Das Nachrichtenmagazin "Der Spiegel" hat sich indes nun der Frage angenommen, wie die Spieler nach Deutschland kommen - und stellt dabei ganz eindeutig fest, dass sich skrupellose Spieleragenten an dem Geschäft die Taschen vollmachen. Denn eines ist von vorneherein klar: Es spielen zwar neun Japaner in der Bundesliga, die allerdings allesamt in ihrem Land bereits entdeckt wurden und als Profi gespielt haben. In Deutschland hat den Sprung aus dem Amateur- in den Profifußball noch kein Spieler geschafft.

Gelockt werden die Spieler aber genau mit dieser Hoffnung. In dem Bericht ist die Rede davon, dass Spieler, die in ihrer Heimat durch das Raster gefallen sind, auf genau diesem Wege versuchen, den Traum in Deutschland zu realisieren. Angenommen werden so Angebote von Agenturen, die Unterkunft und Vermittlung zu einem Verein versprechen. Die Unterbringungen hingegen sind mit spartanisch dann oft wohlwollend umschrieben, und die Vereine spielen zumeist in Spielklassen, von wo aus der Weg in den Profifußball doch sehr weit erscheint. Und die Agenturen rufen dann gerne fünfstellige Beträge für ihre Tätigkeiten auf.

50 Euro und ein schmutziges Zimmer

Als ein Bespiel wird im Spiegel Takaki Nakanishi angeführt, den sein Berater nicht nur in einem kleinen, schmutzigen Zimmer unterbrachte, er musste auch noch rund 20 Kilometer mit dem Rad zurücklegen, um zum Neusser Bezirksligisten SV Uedesheim zu kommen, denn dort wurde der Japaner untergebracht.

>>> Takaki Nakanishi bei FuPa

Um die hohen Kosten zu rechtfertigen, die von den Agenturen aufgerufen werden, wird der Aufenthalt als eine Art "Studium" deklariert, ein großer Teil der Summe wird für Sprachunterricht aufgerufen, der jedoch oft nur pro forma aufgeführt ist, um bei der Visa-Erteilung nicht in Probleme zu geraten. Denn Interviews mit den japanischen Kickern gelingen weder auf Deutsch noch auf Englisch in der Regel - auch wenn die Spieler schon länger in Deutschland sind. Ein Vorwurf nicht an die ausgebeuteten Spieler, sondern an diejenigen, die das vollmundig versprechen. Und die nutzen das dann auch noch aus, wenn es darum geht, was die Spieler bei den Vereinen verdienen sollen, weil die direkte Kommunikation zwischen Verein und Spieler kaum funktioniert. Im Fall von Nakanishi in Uedesheim erhielt der Spieler 50 Euro pro Monat und eine Siegprämie von 60 Euro bei einem Sieg in der Bezirksliga. Gemessen an dem, was die Agenturen für Unterbringung und "Leistungen" kassieren, ist das geradezu ein Hohn. Nicht selten läuft es sogar so, dass das mit dem Verein ausgehandelte, eigentlich ordentliche Salär gegen eine völlig überzogene Zimmermiete gerechnet wird, und der Spieler dann im wahrsten Sinne des Wortes ein "Taschengeld" erhält. Bis zu 25.000 Euro sollen hingegen die Agenturen für einen Aufenthalt in die Tasche stecken - und die "Gehälter" kommen zudem selten bei den Spielern an.

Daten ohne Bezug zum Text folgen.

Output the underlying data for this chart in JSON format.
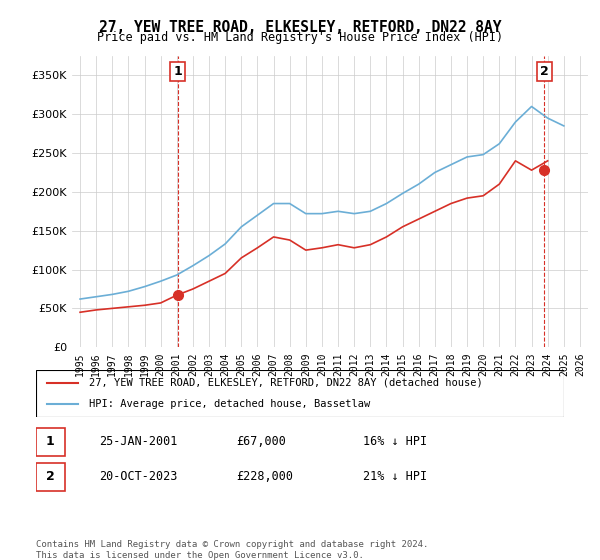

Unglücklich ist das Ganze auch für die Vereine, die die Praktiken zumindest erahnen, aber natürlich ihre Kader mit den Japanern dennoch verstärken möchten. Zitiert wird auch Siggi Finken, Sportlicher Leiter des 1. FC Mönchengladbach. Auch der Landesligist hat zwei Japaner im Kader, die wie auch drei Südkoreaner keine Stammspieler sind. Am Ende sei das weder für die Spieler, noch für die Vereine oft eine gute Lösung. Die Verständigung sei schwierig, und entweder reiche es eben für die Spieler nicht, oder sie wollten so schnell wie möglich in eine höhere Spielklasse wechseln - denn das war ihnen letztlich ja auch in Aussicht gestellt worden.

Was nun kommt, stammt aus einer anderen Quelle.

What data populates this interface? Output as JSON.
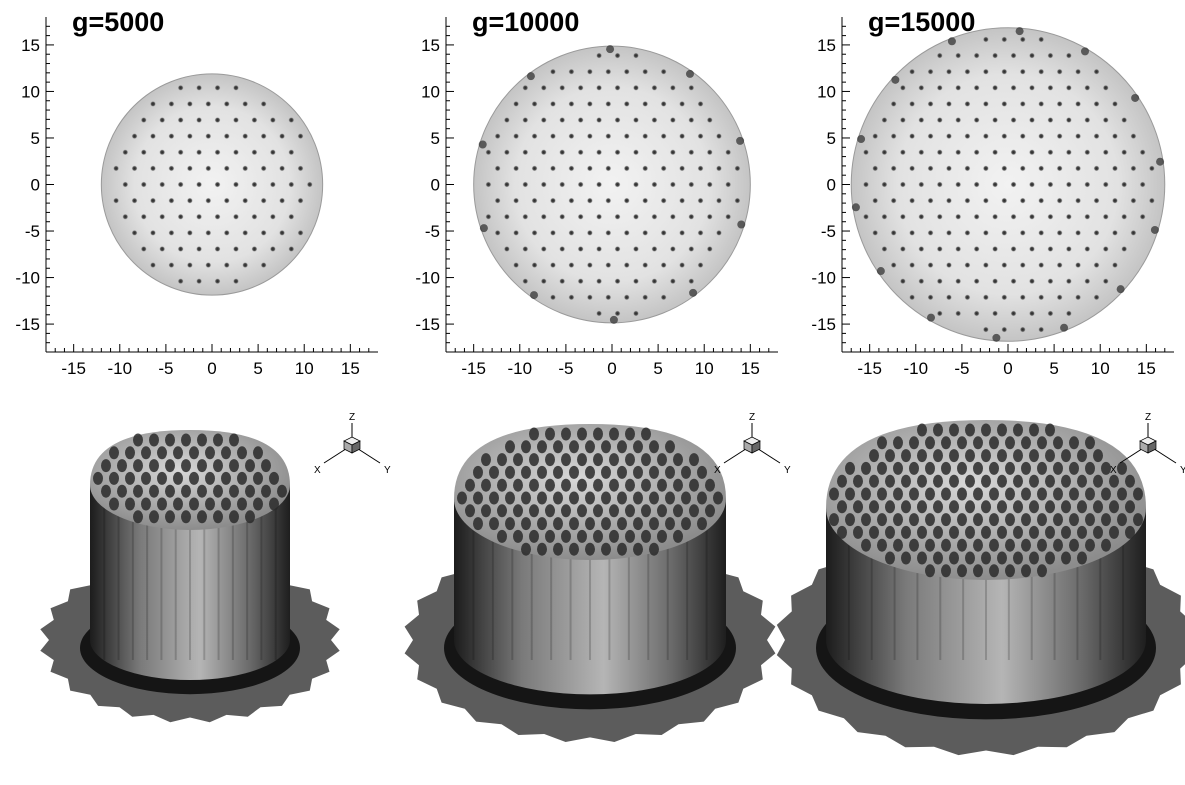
{
  "panels": [
    {
      "title": "g=5000",
      "domain_radius": 12
    },
    {
      "title": "g=10000",
      "domain_radius": 15
    },
    {
      "title": "g=15000",
      "domain_radius": 17
    }
  ],
  "axes": {
    "x_ticks": [
      "-15",
      "-10",
      "-5",
      "0",
      "5",
      "10",
      "15"
    ],
    "y_ticks": [
      "15",
      "10",
      "5",
      "0",
      "-5",
      "-10",
      "-15"
    ],
    "range": [
      -18,
      18
    ]
  },
  "triad": {
    "z_label": "Z",
    "x_label": "X",
    "y_label": "Y"
  },
  "colors": {
    "background": "#ffffff",
    "domain_fill": "#e6e6e6",
    "defect": "#3a3a3a",
    "surface_dark": "#1a1a1a",
    "base_plate": "#5a5a5a"
  }
}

Auch beim Fußballverband Niederrhein hat der Spiegel in dieser Sache nachgefragt. Dort gab der Verband an, von Vermittlungspraktiken aus Japan bisher nichts mitbekommen zu haben. "Sollten wir Hinweise bekommen, werden sich unsere Gremien umgehend damit beschäftigen", gab es beim FVN offenbar als Antwort.